- Born: November 26, 1965 Freiburg im Breisgau, Germany
- Died: July 18, 2025 (aged 59)

Academic background
- Education: BA, PhD, 1995, University of Erlangen–Nuremberg
- Thesis: Struktur und Regulation des humanen Typ X Kollagen Gens (1995)

Academic work
- Institutions: University of Western Ontario

= Frank Beier =

German–Canadian orthopedist

Frank Beier was a German–Canadian orthopedist. He was a Tier 1 Canada Research Chair in Musculoskeletal Research at the University of Western Ontario.

==Early life and education==
Frank Beier was born and raised in Germany where he completed his Diploma of Biology and PhD at the University of Erlangen–Nuremberg. He then traveled to North America to complete his post-doctoral training at the University of Calgary.

==Career==
Following his post-doctoral training, Beier was recruited by the University of Western Ontario (UWO) to become an assistant professor in their Schulich School of Medicine & Dentistry. As a professor in the Department of Physiology and Pharmacology, Beier was appointed a UWO Faculty Scholars in recognition of his "international presence in his discipline and outstanding contributions to teaching and/or research." He also held a Tier 2 Canada Research Chair in Musculoskeletal Health from 2001 to 2011 before being promoted. In 2014, Beier was named a Tier 1 Canada Research Chair in Musculoskeletal Research to further his research on studying the connection between skeletal development and osteoarthritis.

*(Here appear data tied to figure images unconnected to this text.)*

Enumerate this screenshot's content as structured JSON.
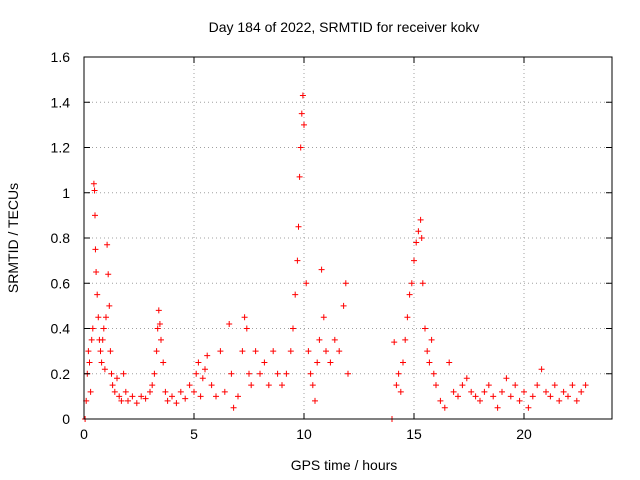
{
  "chart_data": {
    "type": "scatter",
    "title": "Day 184 of 2022, SRMTID for receiver kokv",
    "xlabel": "GPS time / hours",
    "ylabel": "SRMTID / TECUs",
    "xlim": [
      0,
      24
    ],
    "ylim": [
      0,
      1.6
    ],
    "grid": true,
    "marker": "+",
    "color": "#ff0000",
    "x_ticks": [
      0,
      5,
      10,
      15,
      20
    ],
    "y_ticks": [
      0,
      0.2,
      0.4,
      0.6,
      0.8,
      1,
      1.2,
      1.4,
      1.6
    ],
    "x_tick_labels": [
      "0",
      "5",
      "10",
      "15",
      "20"
    ],
    "y_tick_labels": [
      "0",
      "0.2",
      "0.4",
      "0.6",
      "0.8",
      "1",
      "1.2",
      "1.4",
      "1.6"
    ],
    "series": [
      {
        "name": "SRMTID",
        "points": [
          [
            0.05,
            0.0
          ],
          [
            0.1,
            0.08
          ],
          [
            0.15,
            0.2
          ],
          [
            0.2,
            0.3
          ],
          [
            0.25,
            0.25
          ],
          [
            0.3,
            0.12
          ],
          [
            0.35,
            0.35
          ],
          [
            0.4,
            0.4
          ],
          [
            0.45,
            1.04
          ],
          [
            0.48,
            1.01
          ],
          [
            0.5,
            0.9
          ],
          [
            0.52,
            0.75
          ],
          [
            0.55,
            0.65
          ],
          [
            0.6,
            0.55
          ],
          [
            0.65,
            0.45
          ],
          [
            0.7,
            0.35
          ],
          [
            0.75,
            0.3
          ],
          [
            0.8,
            0.25
          ],
          [
            0.85,
            0.35
          ],
          [
            0.9,
            0.4
          ],
          [
            0.95,
            0.22
          ],
          [
            1.0,
            0.45
          ],
          [
            1.05,
            0.77
          ],
          [
            1.1,
            0.64
          ],
          [
            1.15,
            0.5
          ],
          [
            1.2,
            0.3
          ],
          [
            1.25,
            0.2
          ],
          [
            1.3,
            0.15
          ],
          [
            1.4,
            0.12
          ],
          [
            1.5,
            0.18
          ],
          [
            1.6,
            0.1
          ],
          [
            1.7,
            0.08
          ],
          [
            1.8,
            0.2
          ],
          [
            1.9,
            0.12
          ],
          [
            2.0,
            0.08
          ],
          [
            2.2,
            0.1
          ],
          [
            2.4,
            0.07
          ],
          [
            2.6,
            0.1
          ],
          [
            2.8,
            0.09
          ],
          [
            3.0,
            0.12
          ],
          [
            3.1,
            0.15
          ],
          [
            3.2,
            0.2
          ],
          [
            3.3,
            0.3
          ],
          [
            3.35,
            0.4
          ],
          [
            3.4,
            0.48
          ],
          [
            3.45,
            0.42
          ],
          [
            3.5,
            0.35
          ],
          [
            3.6,
            0.25
          ],
          [
            3.7,
            0.12
          ],
          [
            3.8,
            0.08
          ],
          [
            4.0,
            0.1
          ],
          [
            4.2,
            0.07
          ],
          [
            4.4,
            0.12
          ],
          [
            4.6,
            0.09
          ],
          [
            4.8,
            0.15
          ],
          [
            5.0,
            0.12
          ],
          [
            5.1,
            0.2
          ],
          [
            5.2,
            0.25
          ],
          [
            5.3,
            0.1
          ],
          [
            5.4,
            0.18
          ],
          [
            5.5,
            0.22
          ],
          [
            5.6,
            0.28
          ],
          [
            5.8,
            0.15
          ],
          [
            6.0,
            0.1
          ],
          [
            6.2,
            0.3
          ],
          [
            6.4,
            0.12
          ],
          [
            6.6,
            0.42
          ],
          [
            6.7,
            0.2
          ],
          [
            6.8,
            0.05
          ],
          [
            7.0,
            0.1
          ],
          [
            7.2,
            0.3
          ],
          [
            7.3,
            0.45
          ],
          [
            7.4,
            0.4
          ],
          [
            7.5,
            0.2
          ],
          [
            7.6,
            0.15
          ],
          [
            7.8,
            0.3
          ],
          [
            8.0,
            0.2
          ],
          [
            8.2,
            0.25
          ],
          [
            8.4,
            0.15
          ],
          [
            8.6,
            0.3
          ],
          [
            8.8,
            0.2
          ],
          [
            9.0,
            0.15
          ],
          [
            9.2,
            0.2
          ],
          [
            9.4,
            0.3
          ],
          [
            9.5,
            0.4
          ],
          [
            9.6,
            0.55
          ],
          [
            9.7,
            0.7
          ],
          [
            9.75,
            0.85
          ],
          [
            9.8,
            1.07
          ],
          [
            9.85,
            1.2
          ],
          [
            9.9,
            1.35
          ],
          [
            9.95,
            1.43
          ],
          [
            10.0,
            1.3
          ],
          [
            10.1,
            0.6
          ],
          [
            10.2,
            0.3
          ],
          [
            10.3,
            0.2
          ],
          [
            10.4,
            0.15
          ],
          [
            10.5,
            0.08
          ],
          [
            10.6,
            0.25
          ],
          [
            10.7,
            0.35
          ],
          [
            10.8,
            0.66
          ],
          [
            10.9,
            0.45
          ],
          [
            11.0,
            0.3
          ],
          [
            11.2,
            0.25
          ],
          [
            11.4,
            0.35
          ],
          [
            11.6,
            0.3
          ],
          [
            11.8,
            0.5
          ],
          [
            11.9,
            0.6
          ],
          [
            12.0,
            0.2
          ],
          [
            14.0,
            0.0
          ],
          [
            14.1,
            0.34
          ],
          [
            14.2,
            0.15
          ],
          [
            14.3,
            0.2
          ],
          [
            14.4,
            0.12
          ],
          [
            14.5,
            0.25
          ],
          [
            14.6,
            0.35
          ],
          [
            14.7,
            0.45
          ],
          [
            14.8,
            0.55
          ],
          [
            14.9,
            0.6
          ],
          [
            15.0,
            0.7
          ],
          [
            15.1,
            0.78
          ],
          [
            15.2,
            0.83
          ],
          [
            15.3,
            0.88
          ],
          [
            15.35,
            0.8
          ],
          [
            15.4,
            0.6
          ],
          [
            15.5,
            0.4
          ],
          [
            15.6,
            0.3
          ],
          [
            15.7,
            0.25
          ],
          [
            15.8,
            0.35
          ],
          [
            15.9,
            0.2
          ],
          [
            16.0,
            0.15
          ],
          [
            16.2,
            0.08
          ],
          [
            16.4,
            0.05
          ],
          [
            16.6,
            0.25
          ],
          [
            16.8,
            0.12
          ],
          [
            17.0,
            0.1
          ],
          [
            17.2,
            0.15
          ],
          [
            17.4,
            0.18
          ],
          [
            17.6,
            0.12
          ],
          [
            17.8,
            0.1
          ],
          [
            18.0,
            0.08
          ],
          [
            18.2,
            0.12
          ],
          [
            18.4,
            0.15
          ],
          [
            18.6,
            0.1
          ],
          [
            18.8,
            0.05
          ],
          [
            19.0,
            0.12
          ],
          [
            19.2,
            0.18
          ],
          [
            19.4,
            0.1
          ],
          [
            19.6,
            0.15
          ],
          [
            19.8,
            0.08
          ],
          [
            20.0,
            0.12
          ],
          [
            20.2,
            0.05
          ],
          [
            20.4,
            0.1
          ],
          [
            20.6,
            0.15
          ],
          [
            20.8,
            0.22
          ],
          [
            21.0,
            0.12
          ],
          [
            21.2,
            0.1
          ],
          [
            21.4,
            0.15
          ],
          [
            21.6,
            0.08
          ],
          [
            21.8,
            0.12
          ],
          [
            22.0,
            0.1
          ],
          [
            22.2,
            0.15
          ],
          [
            22.4,
            0.08
          ],
          [
            22.6,
            0.12
          ],
          [
            22.8,
            0.15
          ]
        ]
      }
    ]
  }
}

As a result of his research and academic success, Beier was appointed Chair of the Department of Physiology and Pharmacology at the Schulich School of Medicine & Dentistry from April 1, 2018, to June 30, 2023. Following the appointment, he also received funding from the Arthritis Society to further his research on drugs to block the progression of osteoarthritis. In March 2019, Beier was honoured for his " pioneering work in applying genomics" with an Award for Basic Science Research from the Osteoarthritis Research Society International.